How Compositional models will work in Monty

Lucretius · May 28, 2026, 8:32am

Hi all, my apologies if these questions have already been answered clearly and are not good questions, I have no formal background in this my background is physics so my approach to understanding may not be optimal. Any advice would be appreciated.

I’m trying to understand how compositional models would work within monty, I have briefly read the hierarchy/heterarchy paper however i quickly realised it outlines how it should work mainly within the neuroscience and translating to monty requires a bunch of thinking that im hoping to skip by someone just telling me the answer to my questions.

Say we have a system with 2 LM’s and a single SM, I assume both LM’s will be hooked up to a SM. my confusion is in regards to how the hierarchy would work in regards to these two LMs. Say we are given a compositional object say a box with a knob. Would it be the case that the LM lower in the Hierarchy would have seen the components by themselves and thus have models of just a box and the knob by itself. and then when given the composed object as its learning a model hypothesis for two objects spike and perhaps theres some mechanism by which when theres such an occurrence that this is communicated to the other LM via CMP and then as the composed object is being scanned the higher LM has some way to recognise that there can be two object IDs associated with this third object ID of the whole object. And perhaps it learns a model of one of the objects with the other model as a feature. So one question is can the features in the CMP include object IDs. I’m sure this picture is quite wrong as its probably possible to learn constitutionality without having seen the components by themselves.

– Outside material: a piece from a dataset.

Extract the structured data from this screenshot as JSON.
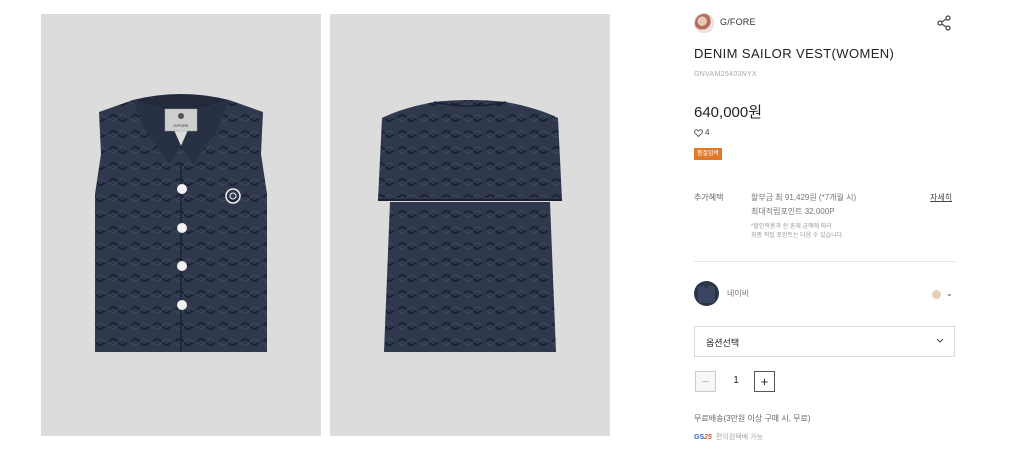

So my confusion is with two LM’s operating in a hierarchy and also in a parallel fashion what do the two LM’s individually lean models of when given a composed object, Does the lower LM learn models of only the components, or the components and the whole, and then does the second LM also learn the exact same models or only the composed model, and since both LMs are hooked up to the motor system and see the same thing which LM decides the principled movements for building the models.

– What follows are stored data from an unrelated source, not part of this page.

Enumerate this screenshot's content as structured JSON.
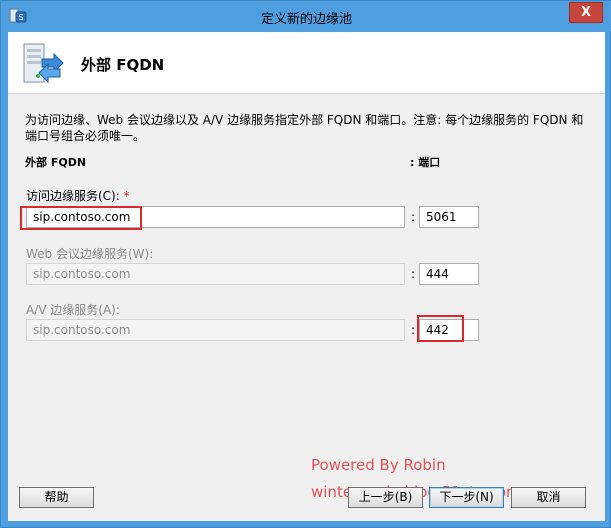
{
  "window": {
    "title": "定义新的边缘池",
    "close_label": "X"
  },
  "header": {
    "title": "外部 FQDN"
  },
  "description": "为访问边缘、Web 会议边缘以及 A/V 边缘服务指定外部 FQDN 和端口。注意: 每个边缘服务的 FQDN 和端口号组合必须唯一。",
  "columns": {
    "fqdn": "外部 FQDN",
    "port": ": 端口"
  },
  "fields": {
    "access": {
      "label": "访问边缘服务(C):",
      "required_mark": "*",
      "value": "sip.contoso.com",
      "colon": ":",
      "port": "5061"
    },
    "webconf": {
      "label": "Web 会议边缘服务(W):",
      "value": "sip.contoso.com",
      "colon": ":",
      "port": "444"
    },
    "av": {
      "label": "A/V 边缘服务(A):",
      "value": "sip.contoso.com",
      "colon": ":",
      "port": "442"
    }
  },
  "buttons": {
    "help": "帮助",
    "back": "上一步(B)",
    "next": "下一步(N)",
    "cancel": "取消"
  },
  "watermark": {
    "line1": "Powered By Robin",
    "line2": "winteragain.blog.51cto.com"
  },
  "colors": {
    "titlebar": "#4f9ee0",
    "close_button": "#c7463c",
    "highlight": "#d92b2b",
    "watermark": "#e0363b"
  }
}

rmounir · June 1, 2026, 2:54pm

Hi @Lucretius, these are great questions.

Say we have a system with 2 LM’s and a single SM, I assume both LM’s will be hooked up to a SM.

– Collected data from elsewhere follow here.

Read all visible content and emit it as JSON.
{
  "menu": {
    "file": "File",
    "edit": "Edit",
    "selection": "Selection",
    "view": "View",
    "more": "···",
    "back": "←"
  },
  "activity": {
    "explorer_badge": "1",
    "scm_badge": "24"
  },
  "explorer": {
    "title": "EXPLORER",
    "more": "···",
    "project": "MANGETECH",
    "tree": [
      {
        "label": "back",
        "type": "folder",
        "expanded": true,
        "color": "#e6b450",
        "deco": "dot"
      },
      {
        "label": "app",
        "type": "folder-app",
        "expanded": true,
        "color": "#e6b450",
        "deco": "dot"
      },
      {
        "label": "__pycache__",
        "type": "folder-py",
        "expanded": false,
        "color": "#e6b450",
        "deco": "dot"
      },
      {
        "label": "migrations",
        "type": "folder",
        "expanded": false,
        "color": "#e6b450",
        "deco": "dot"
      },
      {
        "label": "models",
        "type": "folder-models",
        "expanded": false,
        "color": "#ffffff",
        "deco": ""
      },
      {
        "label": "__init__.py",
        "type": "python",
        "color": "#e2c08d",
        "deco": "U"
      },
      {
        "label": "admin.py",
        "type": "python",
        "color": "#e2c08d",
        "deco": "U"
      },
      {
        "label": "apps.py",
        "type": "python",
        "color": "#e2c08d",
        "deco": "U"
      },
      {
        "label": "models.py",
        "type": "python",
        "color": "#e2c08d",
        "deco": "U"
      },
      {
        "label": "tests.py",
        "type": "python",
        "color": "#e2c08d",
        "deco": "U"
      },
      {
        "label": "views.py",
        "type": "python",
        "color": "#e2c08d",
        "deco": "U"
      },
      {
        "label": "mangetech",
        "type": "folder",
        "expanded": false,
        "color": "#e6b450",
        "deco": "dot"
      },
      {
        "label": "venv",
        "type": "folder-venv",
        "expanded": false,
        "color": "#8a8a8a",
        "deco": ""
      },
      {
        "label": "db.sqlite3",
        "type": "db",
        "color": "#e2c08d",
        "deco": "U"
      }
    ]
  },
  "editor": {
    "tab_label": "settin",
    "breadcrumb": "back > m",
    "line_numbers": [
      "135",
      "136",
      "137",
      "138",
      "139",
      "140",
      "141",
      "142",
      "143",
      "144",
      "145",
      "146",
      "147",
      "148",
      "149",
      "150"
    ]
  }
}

Yes, both LMs will be hooked up to an SM, a higher-level column gets direct input from the thalamus as well. In Monty this translates to another SM with a larger receptive field connected directly to the higher-level LM (without having to pass through the lower level LM). This higher-level LM now gets input from the lower-level learning module hypothesizing about the child object (if present) and larger receptive field input from the sensor at the same time. Note that both SMs receptive fields are co-located.

a model hypothesis for two objects spike and perhaps theres some mechanism by which when theres such an occurrence that this is communicated to the other LM via CMP

As the agent explores the compositional object, the lower level LM is switching between child objects (e.g., box or knob). It never spikes for two child objects at the same time. As the compositional object (e.g., box with a knob) is being learned in the higher-level LM, associations are being formed that effectively store a child object id as a feature at a location in the higher-level reference frame.

one question is can the features in the CMP include object IDs

Yes, an object ID is a non-morphological feature stored on the CMP message constructed by an LM. This CMP message also includes the pose of the child object as a morphological feature.

its probably possible to learn constitutionality without having seen the components by themselves

A higher-level LM can learn a low detail model of the compositional object as it observes direct input from the sensor as well. The idea here is that if the lower-level LM has learned and inferred child objects, these are associated as additional features at locations in the higher-level LM to more efficiently infer the compositional object. In Monty, the evidence from both channels are added together, making the LM infer the object faster.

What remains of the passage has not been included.